= Knightsbridge Security Deposit robbery =

Robbery

The Knightsbridge Security Deposit robbery took place on 12 July 1987 in Cheval Place, Knightsbridge, England, part of the City of Westminster in London. This robbery, the Banco Central burglary at Fortaleza, and the $900 million stolen from the Central Bank of Iraq in 2003 are said to be the largest bank robberies in history.

The robbery was led by Valerio Viccei (1955–2000), a lawyer's son who arrived in London in 1986 from his native Italy, where he was wanted for 50 armed robberies. Once in London, he quickly resumed his robbery career to fund his playboy lifestyle. On this occasion he secured inside help, obtaining the help of the managing director of the centre, Parvez Latif, a cocaine user, who was heavily in debt.

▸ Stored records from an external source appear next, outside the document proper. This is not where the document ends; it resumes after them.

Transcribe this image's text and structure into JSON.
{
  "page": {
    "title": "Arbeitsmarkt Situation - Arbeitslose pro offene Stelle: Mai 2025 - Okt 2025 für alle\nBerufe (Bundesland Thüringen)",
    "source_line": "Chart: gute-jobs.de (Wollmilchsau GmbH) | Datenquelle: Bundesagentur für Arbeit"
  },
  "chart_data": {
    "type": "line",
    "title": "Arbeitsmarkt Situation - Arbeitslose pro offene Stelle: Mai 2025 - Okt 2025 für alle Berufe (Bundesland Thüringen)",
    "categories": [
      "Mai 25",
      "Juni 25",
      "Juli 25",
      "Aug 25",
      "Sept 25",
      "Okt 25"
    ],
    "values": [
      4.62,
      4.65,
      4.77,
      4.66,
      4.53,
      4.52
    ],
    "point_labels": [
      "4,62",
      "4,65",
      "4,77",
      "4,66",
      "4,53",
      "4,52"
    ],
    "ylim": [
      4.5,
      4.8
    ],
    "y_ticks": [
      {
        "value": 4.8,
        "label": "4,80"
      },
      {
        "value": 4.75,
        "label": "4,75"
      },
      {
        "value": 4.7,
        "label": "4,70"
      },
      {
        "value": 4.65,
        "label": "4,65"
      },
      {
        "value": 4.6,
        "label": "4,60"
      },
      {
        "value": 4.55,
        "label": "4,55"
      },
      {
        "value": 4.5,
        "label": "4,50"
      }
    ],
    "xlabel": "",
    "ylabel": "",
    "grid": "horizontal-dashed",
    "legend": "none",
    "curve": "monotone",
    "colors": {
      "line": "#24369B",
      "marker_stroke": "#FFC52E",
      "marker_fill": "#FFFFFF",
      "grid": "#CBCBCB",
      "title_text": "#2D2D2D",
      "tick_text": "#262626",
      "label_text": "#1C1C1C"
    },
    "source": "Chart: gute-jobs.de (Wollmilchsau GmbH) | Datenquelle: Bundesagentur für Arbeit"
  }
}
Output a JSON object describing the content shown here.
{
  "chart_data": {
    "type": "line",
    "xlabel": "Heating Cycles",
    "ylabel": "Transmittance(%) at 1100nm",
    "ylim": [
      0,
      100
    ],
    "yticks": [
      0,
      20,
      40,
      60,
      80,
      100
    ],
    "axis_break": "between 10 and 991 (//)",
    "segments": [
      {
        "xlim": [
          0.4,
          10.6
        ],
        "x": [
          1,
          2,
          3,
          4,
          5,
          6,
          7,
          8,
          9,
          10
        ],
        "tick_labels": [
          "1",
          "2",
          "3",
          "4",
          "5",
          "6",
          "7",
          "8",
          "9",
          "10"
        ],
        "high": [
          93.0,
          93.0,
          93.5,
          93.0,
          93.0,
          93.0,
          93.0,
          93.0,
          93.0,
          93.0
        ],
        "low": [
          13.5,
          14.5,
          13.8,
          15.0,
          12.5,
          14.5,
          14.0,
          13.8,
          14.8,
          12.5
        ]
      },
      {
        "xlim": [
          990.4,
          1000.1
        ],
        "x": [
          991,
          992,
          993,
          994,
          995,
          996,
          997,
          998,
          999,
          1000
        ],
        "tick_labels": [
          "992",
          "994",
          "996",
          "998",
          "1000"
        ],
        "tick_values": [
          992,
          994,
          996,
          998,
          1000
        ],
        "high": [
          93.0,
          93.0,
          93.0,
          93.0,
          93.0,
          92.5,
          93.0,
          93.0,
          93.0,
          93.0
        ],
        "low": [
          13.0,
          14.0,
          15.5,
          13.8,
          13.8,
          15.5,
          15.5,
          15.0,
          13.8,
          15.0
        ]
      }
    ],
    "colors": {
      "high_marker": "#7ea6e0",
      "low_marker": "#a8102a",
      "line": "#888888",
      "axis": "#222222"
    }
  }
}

On the day of the robbery, two men entered the Knightsbridge Safe Deposit Centre and requested to rent a safe deposit box. After being shown into the vault, they drew handguns and subdued the manager and security guards. The thieves then hung a sign on the street-level door explaining that the Safe Deposit Centre was temporarily closed, whilst letting in further accomplices. They broke open many of the safe deposit boxes and left with a hoard estimated to be worth £60 million (equivalent to roughly US$98 million at the 1987 exchange rate).

One hour after the robbers departed, the shift changed and the new staff discovered the crime and alerted the police. Police forensic investigators recovered a bloody fingerprint that was traced to Valerio Viccei. After a period of surveillance, several of his accomplices were arrested during a series of coordinated raids on 12 August 1987 and later were convicted of the crime. Viccei, however, fled to Latin America for some time. Later, when he returned to England to retrieve and ship his Ferrari Testarossa to Latin America, police arrested him.

Viccei was sentenced to 22 years, serving his sentence in Parkhurst Prison on the Isle of Wight. There he forged a friendship with Dick Leach, a Flying Squad officer who led his arrest. They regularly wrote letters to each other, referring to themselves as Fred (Leach) and Garfield or The Wolf (Viccei).

In 1992, he was deported to Italy to serve the rest of his sentence. He was incarcerated in an open jail in Pescara, where he was allowed to live a lifestyle he was already accustomed to, as well as running a translation company.

On 19 April 2000, during day release from prison, a gunfight broke out between Viccei, an accomplice, and the police, resulting in Viccei's death. Two autobiographies of Viccei's life have been published, titled Too Fast to Live (1992) and Live by the Gun, Die by the Gun (published posthumously in 2004).